New York

Thomas Flechtner

Marianne Boesky Gallery

What to do, if you’re a gallerist, when summer comes around? Throwing together a hodgepodge from the storeroom is always a popular option. Those with a little more ambition might attempt something hipper by engaging the services of a guest curator. Either way, a lighter-than-usual theme is de rigueur. But mounting a solo show remains the exception. If the artist is a current darling you might get away with it; otherwise, the dog days are also something of a graveyard slot (London’s Richard Salmon Gallery admitted as much by titling a show “Bad August” back in 1996). Thomas Flechtner’s recent “Bloom” was entirely consistent with expectations in that it dealt in “seasonal” subject matter but did precious little with it.

That said, the start of the Swiss photographer’s follow-up to 2003’s “Snow” was nothing if not seductive. On large, bright, frameless light boxes, ethereal close-ups of branches laden with Japanese cherry blossoms bathed Marianne Boesky’s front gallery in a whiter shade of pale. Made using long exposures, the stained glass–like Sakura 7, 9 and 11 (all three works 2003) present viewers with blurred veils of white, pink, and green held together by dark branches glimpsed through gaps in the floral cascade. But while they make clear reference to Abstract Expressionism in their allover compositions and painterly look, one would have to be generous to regard the shots’ perfumed sheen as manifestations of even the simplest analysis or other ambition beyond the decorative. Rather, the alignment is a superficial one that feels either wholly accidental or like a halfhearted stab at critical justification.

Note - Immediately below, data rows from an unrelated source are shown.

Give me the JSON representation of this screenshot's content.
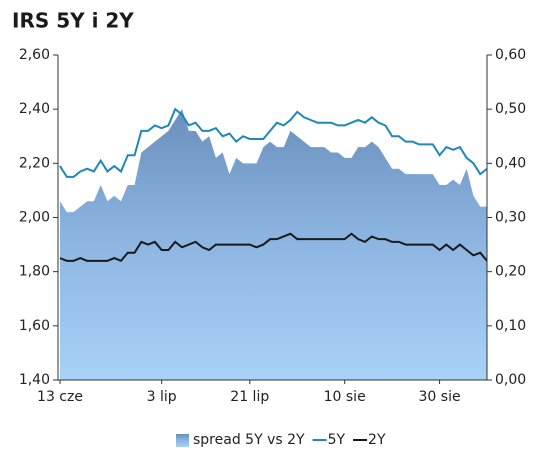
{
  "chart_data": {
    "type": "area-line",
    "title": "IRS 5Y i 2Y",
    "categories": [
      "13 cze",
      null,
      null,
      null,
      null,
      null,
      null,
      null,
      null,
      null,
      null,
      null,
      null,
      null,
      null,
      "3 lip",
      null,
      null,
      null,
      null,
      null,
      null,
      null,
      null,
      null,
      null,
      null,
      null,
      "21 lip",
      null,
      null,
      null,
      null,
      null,
      null,
      null,
      null,
      null,
      null,
      null,
      null,
      null,
      "10 sie",
      null,
      null,
      null,
      null,
      null,
      null,
      null,
      null,
      null,
      null,
      null,
      null,
      null,
      "30 sie",
      null,
      null,
      null,
      null,
      null,
      null,
      null
    ],
    "series": [
      {
        "name": "spread 5Y vs 2Y",
        "color": "#7096c2",
        "axis": "y2",
        "kind": "area",
        "values": [
          0.33,
          0.31,
          0.31,
          0.32,
          0.33,
          0.33,
          0.36,
          0.33,
          0.34,
          0.33,
          0.36,
          0.36,
          0.42,
          0.43,
          0.44,
          0.45,
          0.46,
          0.48,
          0.5,
          0.46,
          0.46,
          0.44,
          0.45,
          0.41,
          0.42,
          0.38,
          0.41,
          0.4,
          0.4,
          0.4,
          0.43,
          0.44,
          0.43,
          0.43,
          0.46,
          0.45,
          0.44,
          0.43,
          0.43,
          0.43,
          0.42,
          0.42,
          0.41,
          0.41,
          0.43,
          0.43,
          0.44,
          0.43,
          0.41,
          0.39,
          0.39,
          0.38,
          0.38,
          0.38,
          0.38,
          0.38,
          0.36,
          0.36,
          0.37,
          0.36,
          0.39,
          0.34,
          0.32,
          0.32
        ]
      },
      {
        "name": "5Y",
        "color": "#1f88b8",
        "kind": "line",
        "values": [
          2.19,
          2.15,
          2.15,
          2.17,
          2.18,
          2.17,
          2.21,
          2.17,
          2.19,
          2.17,
          2.23,
          2.23,
          2.32,
          2.32,
          2.34,
          2.33,
          2.34,
          2.4,
          2.38,
          2.34,
          2.35,
          2.32,
          2.32,
          2.33,
          2.3,
          2.31,
          2.28,
          2.3,
          2.29,
          2.29,
          2.29,
          2.32,
          2.35,
          2.34,
          2.36,
          2.39,
          2.37,
          2.36,
          2.35,
          2.35,
          2.35,
          2.34,
          2.34,
          2.35,
          2.36,
          2.35,
          2.37,
          2.35,
          2.34,
          2.3,
          2.3,
          2.28,
          2.28,
          2.27,
          2.27,
          2.27,
          2.23,
          2.26,
          2.25,
          2.26,
          2.22,
          2.2,
          2.16,
          2.18
        ]
      },
      {
        "name": "2Y",
        "color": "#1a1a1a",
        "kind": "line",
        "values": [
          1.85,
          1.84,
          1.84,
          1.85,
          1.84,
          1.84,
          1.84,
          1.84,
          1.85,
          1.84,
          1.87,
          1.87,
          1.91,
          1.9,
          1.91,
          1.88,
          1.88,
          1.91,
          1.89,
          1.9,
          1.91,
          1.89,
          1.88,
          1.9,
          1.9,
          1.9,
          1.9,
          1.9,
          1.9,
          1.89,
          1.9,
          1.92,
          1.92,
          1.93,
          1.94,
          1.92,
          1.92,
          1.92,
          1.92,
          1.92,
          1.92,
          1.92,
          1.92,
          1.94,
          1.92,
          1.91,
          1.93,
          1.92,
          1.92,
          1.91,
          1.91,
          1.9,
          1.9,
          1.9,
          1.9,
          1.9,
          1.88,
          1.9,
          1.88,
          1.9,
          1.88,
          1.86,
          1.87,
          1.84
        ]
      }
    ],
    "ylim": [
      1.4,
      2.6
    ],
    "yticks": [
      {
        "value": 1.4,
        "label": "1,40"
      },
      {
        "value": 1.6,
        "label": "1,60"
      },
      {
        "value": 1.8,
        "label": "1,80"
      },
      {
        "value": 2.0,
        "label": "2,00"
      },
      {
        "value": 2.2,
        "label": "2,20"
      },
      {
        "value": 2.4,
        "label": "2,40"
      },
      {
        "value": 2.6,
        "label": "2,60"
      }
    ],
    "y2lim": [
      0,
      0.6
    ],
    "y2ticks": [
      {
        "value": 0,
        "label": "0,00"
      },
      {
        "value": 0.1,
        "label": "0,10"
      },
      {
        "value": 0.2,
        "label": "0,20"
      },
      {
        "value": 0.3,
        "label": "0,30"
      },
      {
        "value": 0.4,
        "label": "0,40"
      },
      {
        "value": 0.5,
        "label": "0,50"
      },
      {
        "value": 0.6,
        "label": "0,60"
      }
    ],
    "grid": false,
    "legend": "bottom"
  }
}
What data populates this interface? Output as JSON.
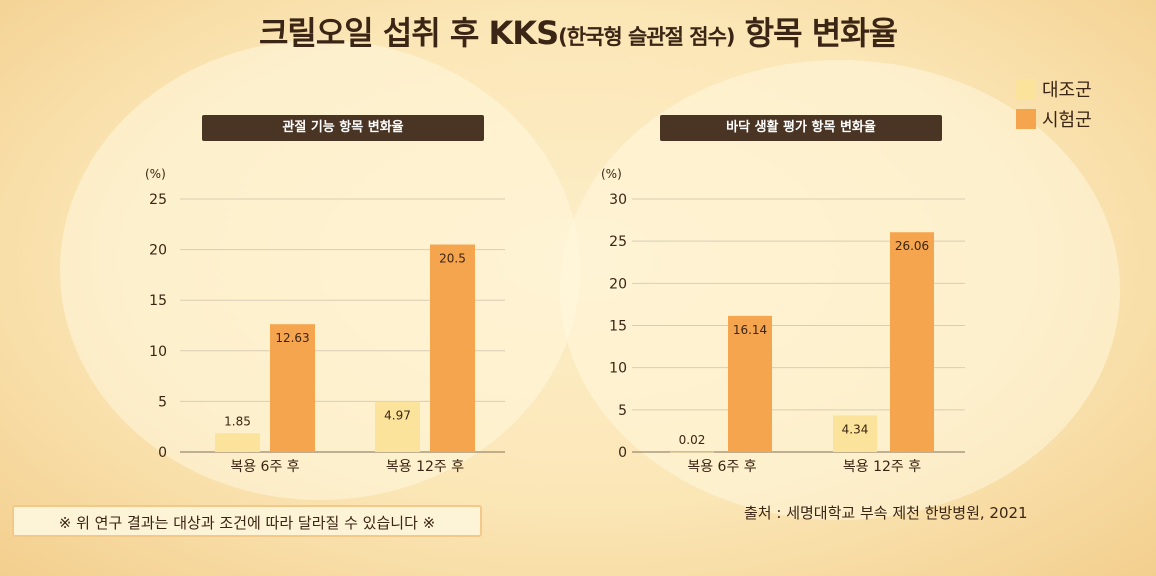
{
  "title": {
    "main_prefix": "크릴오일 섭취 후 KKS",
    "main_paren": "(한국형 슬관절 점수)",
    "main_suffix": " 항목 변화율"
  },
  "legend": [
    {
      "label": "대조군",
      "color": "#fce39c"
    },
    {
      "label": "시험군",
      "color": "#f5a54e"
    }
  ],
  "chart_data": [
    {
      "type": "bar",
      "title": "관절 기능 항목 변화율",
      "unit": "(%)",
      "categories": [
        "복용 6주 후",
        "복용 12주 후"
      ],
      "series": [
        {
          "name": "대조군",
          "values": [
            1.85,
            4.97
          ],
          "labels": [
            "1.85",
            "4.97"
          ]
        },
        {
          "name": "시험군",
          "values": [
            12.63,
            20.5
          ],
          "labels": [
            "12.63",
            "20.5"
          ]
        }
      ],
      "ylim": [
        0,
        25
      ],
      "yticks": [
        0,
        5,
        10,
        15,
        20,
        25
      ],
      "grid": true
    },
    {
      "type": "bar",
      "title": "바닥 생활 평가 항목 변화율",
      "unit": "(%)",
      "categories": [
        "복용 6주 후",
        "복용 12주 후"
      ],
      "series": [
        {
          "name": "대조군",
          "values": [
            0.02,
            4.34
          ],
          "labels": [
            "0.02",
            "4.34"
          ]
        },
        {
          "name": "시험군",
          "values": [
            16.14,
            26.06
          ],
          "labels": [
            "16.14",
            "26.06"
          ]
        }
      ],
      "ylim": [
        0,
        30
      ],
      "yticks": [
        0,
        5,
        10,
        15,
        20,
        25,
        30
      ],
      "grid": true
    }
  ],
  "note": "※ 위 연구 결과는 대상과 조건에 따라 달라질 수 있습니다 ※",
  "source": "출처 : 세명대학교 부속 제천 한방병원, 2021"
}
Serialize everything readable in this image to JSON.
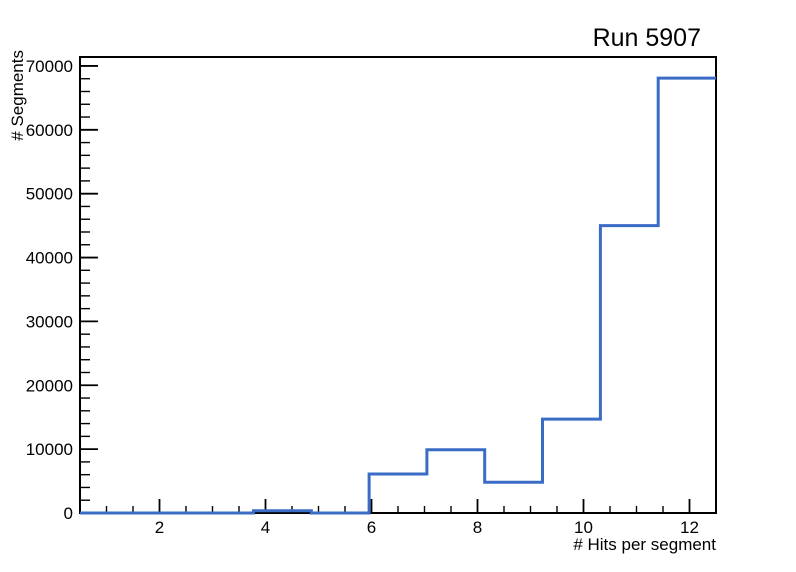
{
  "window": {
    "background_color": "#ffffff"
  },
  "chart_data": {
    "type": "histogram-step",
    "title": "Run 5907",
    "xlabel": "# Hits per segment",
    "ylabel": "# Segments",
    "xlim": [
      0.5,
      12.5
    ],
    "ylim": [
      0,
      71400
    ],
    "grid": false,
    "legend": null,
    "line_color": "#3A6CC6",
    "axis_color": "#000000",
    "x_axis": {
      "major_ticks": [
        2,
        4,
        6,
        8,
        10,
        12
      ],
      "major_tick_labels": [
        "2",
        "4",
        "6",
        "8",
        "10",
        "12"
      ],
      "minor_tick_step": 0.5
    },
    "y_axis": {
      "major_ticks": [
        0,
        10000,
        20000,
        30000,
        40000,
        50000,
        60000,
        70000
      ],
      "major_tick_labels": [
        "0",
        "10000",
        "20000",
        "30000",
        "40000",
        "50000",
        "60000",
        "70000"
      ],
      "minor_tick_step": 2000
    },
    "bin_edges": [
      0.5,
      1.5909,
      2.6818,
      3.7727,
      4.8636,
      5.9545,
      7.0455,
      8.1364,
      9.2273,
      10.3182,
      11.4091,
      12.5
    ],
    "counts": [
      0,
      0,
      0,
      350,
      0,
      6100,
      9900,
      4800,
      14700,
      45000,
      68100
    ]
  }
}
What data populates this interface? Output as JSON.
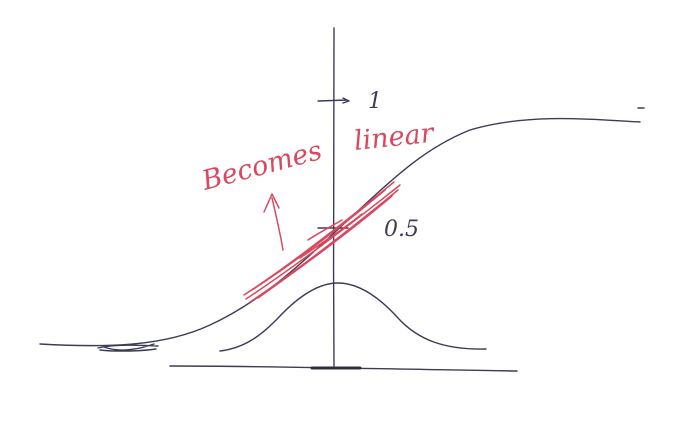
{
  "annotations": {
    "upper_marker": "1",
    "midpoint_marker": "0.5",
    "note_left": "Becomes",
    "note_right": "linear"
  },
  "colors": {
    "pencil_ink": "#3c3c56",
    "red_ink": "#d9485f",
    "background": "#ffffff"
  }
}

A little more conceptually substantial are the eight photographs from Flechtner’s series “Sites,” 2002–2006, that were installed in the main gallery. Here, the artist riffs on ever-present questions around our manipulation and commodification of nature, depicting various semiartificial landscapes in which plants are categorized and corralled according to market (as opposed to natural) forces. Site 13, 2002–2006, is typical. It pictures, in flat light, an undulating field spotted with small trees. The ground is almost completely covered with a bright patchwork of flowers in various shades of white and pink, divided into sharply—though, to the untrained eye at least, arbitrarily—delineated sections. A low fence running across the foreground underlines the point that this is nature as filtered through short-term economic interest.

In her catalogue essay, critic and poet Cherry Smyth dubs Flechtner “the William Eggleston of the natural world.” While the assertion does get at the fact that many of Flechtner’s images provide a visual pleasure equivalent to that of Eggleston’s, it seems more than a little over-the-top. And the cool eye Flechtner casts on his subjects is very different from Eggleston’s approach, in which detachment is mixed with the moody and the gothic. Flechtner might be more productively compared to clear influences like Bernd & Hilla Becher and Andreas Gursky, but these obvious references are, somewhat perversely, omitted from the text in favor of Hiroshi Sugimoto and even Cecily Brown.

Site 17, 2002–2006, in particular makes the latter parallel clear: A landscape composed of four aligned but slightly discontinuous images, it details a highly schematized system of regulated growth in the widescreen, deadpan manner that has become the default mode for art photography. Only Site 25, 2002–2006, in which cut tulips, arranged by color, are piled in the foreground of a misty field, presumably awaiting collection and packaging, and Site 1, 2002–2006, in which evidence of human intervention—in the form of carving—along a range of hills becomes apparent only with close observation, come close to rescuing the show. In striking a slower, subtler balance between the depiction of natural and artificial elements—in asking us to scan each image as closely as a “Where’s Waldo?” illustration—Flechtner makes a case for the continued validity of his style. But slick production values notwithstanding, “Bloom” was ultimately, if not wholly “bad,” fatally bland.